И неожиданное решение — отойти от православия! Чувственная стихия победила в этом железном, внешне бесстрастном человеке. Остзейские корни при минутах слабости, при мелькнувшей тени покаяния вывернули логику и продиктовали поступок — защиты духовной искать у католиков. С тем и появился в костеле перед отплытием в Россию.

Но католический приход не тянет к покаянию. К покаянию ближе ноша православия. Так почему к католикам? Его идейный оппонент Герцен так увидел эту драму: «Сколько невинных жертв прошли его руками, сколько погибли от невнимания, от рассеяния, от того, что он занят был волокитством — и сколько, может, мрачных образов и тяжелых воспоминаний бродили в его голове и мучили его на том пароходе, где, преждевременно опустившийся и одряхлевший, он искал в измене своей религии заступничества католической церкви с ее всепрощающими индульгенциями...»

А может, Александр Христофорович хотел иного прощения? Не столько индульгенции, как оправдания свершенного? Душа рванулась к католическому богу, а дорога вела обратно в Россию. Не выдержало сердце. На том пароходе он и скончался. И был ему от роду шестьдесят один год...

НЕЗАМЕНИМЫЙ ПОДПОЛКОВНИК СУДЕЙКИН

Нет, не было дурного предчувствия у подполковника Георгия Порфирьевича Судейкина в тот серый петербургский морозный день 16 декабря 1883 года, когда он вместе с сотрудником из охранного отделения торопился на конспиративную квартиру к своему лучшему агенту Сергею Дегаеву.

Георгий Порфирьевич был в приятном расположении, даже весел. Дела соответствовали задуманному, а в последнее время все больше пьянило ощущение собственной значимости. Разве ведал он, что эта встреча с Дегаевым на сей раз закончится столь трагически? Он, который насквозь видел чужую душу и схватывал ее инстинкты.

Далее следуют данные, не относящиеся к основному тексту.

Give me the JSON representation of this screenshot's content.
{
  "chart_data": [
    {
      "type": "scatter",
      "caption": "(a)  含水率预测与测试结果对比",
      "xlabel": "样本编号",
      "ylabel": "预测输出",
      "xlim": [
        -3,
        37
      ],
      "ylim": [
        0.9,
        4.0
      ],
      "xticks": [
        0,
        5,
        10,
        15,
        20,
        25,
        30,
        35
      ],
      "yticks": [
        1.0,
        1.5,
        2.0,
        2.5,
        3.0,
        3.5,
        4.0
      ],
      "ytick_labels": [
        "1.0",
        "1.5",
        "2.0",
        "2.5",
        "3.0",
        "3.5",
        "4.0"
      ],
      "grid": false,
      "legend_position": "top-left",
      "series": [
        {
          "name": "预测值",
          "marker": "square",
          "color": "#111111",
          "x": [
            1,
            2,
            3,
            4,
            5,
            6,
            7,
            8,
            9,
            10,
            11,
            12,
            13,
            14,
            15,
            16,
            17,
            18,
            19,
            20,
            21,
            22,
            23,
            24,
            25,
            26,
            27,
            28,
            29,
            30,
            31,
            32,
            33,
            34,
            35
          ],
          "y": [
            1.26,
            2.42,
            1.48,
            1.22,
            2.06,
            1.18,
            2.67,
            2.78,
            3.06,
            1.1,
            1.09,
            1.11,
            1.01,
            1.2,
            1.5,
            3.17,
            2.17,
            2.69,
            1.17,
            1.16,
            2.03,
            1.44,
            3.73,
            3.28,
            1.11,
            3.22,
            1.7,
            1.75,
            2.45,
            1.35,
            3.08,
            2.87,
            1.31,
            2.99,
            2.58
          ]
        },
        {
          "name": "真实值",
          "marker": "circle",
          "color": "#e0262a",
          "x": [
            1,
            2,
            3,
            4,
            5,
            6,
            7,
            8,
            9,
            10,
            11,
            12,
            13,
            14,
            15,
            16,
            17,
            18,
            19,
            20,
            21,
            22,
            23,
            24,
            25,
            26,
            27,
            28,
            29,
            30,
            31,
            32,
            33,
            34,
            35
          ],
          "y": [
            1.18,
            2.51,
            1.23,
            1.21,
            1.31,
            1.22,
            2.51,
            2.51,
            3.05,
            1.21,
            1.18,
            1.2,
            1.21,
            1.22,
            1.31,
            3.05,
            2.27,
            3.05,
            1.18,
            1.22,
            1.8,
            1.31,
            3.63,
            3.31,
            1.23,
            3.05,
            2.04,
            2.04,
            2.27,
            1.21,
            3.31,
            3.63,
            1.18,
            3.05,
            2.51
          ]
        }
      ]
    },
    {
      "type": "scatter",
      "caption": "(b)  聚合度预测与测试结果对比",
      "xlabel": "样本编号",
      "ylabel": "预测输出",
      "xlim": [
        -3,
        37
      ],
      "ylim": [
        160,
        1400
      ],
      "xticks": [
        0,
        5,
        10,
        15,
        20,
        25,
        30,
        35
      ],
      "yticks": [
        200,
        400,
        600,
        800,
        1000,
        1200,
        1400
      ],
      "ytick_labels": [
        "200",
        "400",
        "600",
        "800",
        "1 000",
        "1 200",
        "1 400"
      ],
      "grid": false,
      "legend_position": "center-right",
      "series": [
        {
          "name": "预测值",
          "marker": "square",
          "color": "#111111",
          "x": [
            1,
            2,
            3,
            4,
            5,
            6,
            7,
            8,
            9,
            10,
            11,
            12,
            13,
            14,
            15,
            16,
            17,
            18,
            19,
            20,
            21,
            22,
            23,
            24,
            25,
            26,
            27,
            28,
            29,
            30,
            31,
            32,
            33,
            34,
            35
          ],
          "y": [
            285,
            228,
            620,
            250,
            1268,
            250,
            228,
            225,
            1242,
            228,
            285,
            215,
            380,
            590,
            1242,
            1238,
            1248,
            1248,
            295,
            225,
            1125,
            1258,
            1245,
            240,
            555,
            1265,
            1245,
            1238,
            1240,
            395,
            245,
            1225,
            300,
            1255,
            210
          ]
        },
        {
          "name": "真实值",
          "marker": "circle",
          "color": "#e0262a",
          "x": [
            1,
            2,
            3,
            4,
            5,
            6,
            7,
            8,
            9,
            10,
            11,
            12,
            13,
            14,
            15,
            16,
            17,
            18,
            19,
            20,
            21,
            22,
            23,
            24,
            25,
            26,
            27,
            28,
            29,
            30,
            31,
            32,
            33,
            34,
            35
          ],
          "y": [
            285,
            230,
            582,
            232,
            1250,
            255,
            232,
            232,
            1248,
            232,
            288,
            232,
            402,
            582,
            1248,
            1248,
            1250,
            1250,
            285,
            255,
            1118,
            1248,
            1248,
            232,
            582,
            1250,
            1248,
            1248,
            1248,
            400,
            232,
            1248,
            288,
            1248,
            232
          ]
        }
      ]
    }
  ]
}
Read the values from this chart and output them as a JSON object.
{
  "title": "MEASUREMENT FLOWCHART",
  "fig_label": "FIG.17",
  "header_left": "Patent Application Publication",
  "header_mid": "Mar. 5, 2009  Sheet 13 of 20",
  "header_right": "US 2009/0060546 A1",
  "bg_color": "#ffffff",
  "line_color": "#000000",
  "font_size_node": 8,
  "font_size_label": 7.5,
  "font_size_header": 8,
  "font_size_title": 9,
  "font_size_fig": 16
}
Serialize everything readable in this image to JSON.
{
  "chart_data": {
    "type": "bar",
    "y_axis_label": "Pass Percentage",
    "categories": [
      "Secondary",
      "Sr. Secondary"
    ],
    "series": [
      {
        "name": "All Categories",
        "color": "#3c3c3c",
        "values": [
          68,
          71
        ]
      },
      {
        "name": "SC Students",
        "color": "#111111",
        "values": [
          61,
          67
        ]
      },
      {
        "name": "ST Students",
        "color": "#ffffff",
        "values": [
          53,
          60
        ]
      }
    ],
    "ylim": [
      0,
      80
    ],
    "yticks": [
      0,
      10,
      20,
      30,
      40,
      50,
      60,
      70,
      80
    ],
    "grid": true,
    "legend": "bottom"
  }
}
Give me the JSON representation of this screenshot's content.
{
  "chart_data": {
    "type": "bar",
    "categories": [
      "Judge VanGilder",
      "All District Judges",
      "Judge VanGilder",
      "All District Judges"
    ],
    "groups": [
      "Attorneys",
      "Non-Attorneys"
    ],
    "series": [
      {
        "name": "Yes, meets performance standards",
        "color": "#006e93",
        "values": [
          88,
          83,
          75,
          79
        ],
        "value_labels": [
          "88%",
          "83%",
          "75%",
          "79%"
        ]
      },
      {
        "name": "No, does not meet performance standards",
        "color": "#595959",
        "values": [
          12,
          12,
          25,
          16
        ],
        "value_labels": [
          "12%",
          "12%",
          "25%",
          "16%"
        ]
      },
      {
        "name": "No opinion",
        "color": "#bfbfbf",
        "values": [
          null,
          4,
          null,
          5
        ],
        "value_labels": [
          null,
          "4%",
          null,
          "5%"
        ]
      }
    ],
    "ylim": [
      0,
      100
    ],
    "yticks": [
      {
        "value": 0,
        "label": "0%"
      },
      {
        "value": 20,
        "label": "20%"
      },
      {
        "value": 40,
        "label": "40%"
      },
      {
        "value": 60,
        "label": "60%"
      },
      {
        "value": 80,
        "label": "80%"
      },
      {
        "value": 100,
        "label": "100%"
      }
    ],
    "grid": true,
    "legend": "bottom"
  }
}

Талантлив, ох талантлив был Георгий Порфирьевич! Благодаря таланту и пробил дорогу из армейских поручиков в жандармские чины. Тусклая армейская служба сменилась яркой и рисковой жизнью офицера политической полиции. Хорошо начинал в Киеве, у генерала Новицкого. Тогда вовсю бесновались народовольцы: бомбы, убийства, террор. По недолгому размышлению Судейкин понял, как их можно остановить — внедрил в организацию своего человека. И та оказалась бессильна перед потоком убегающих из нее сведений: планов, имен, мест покушений. Через пару месяцев организация растаяла.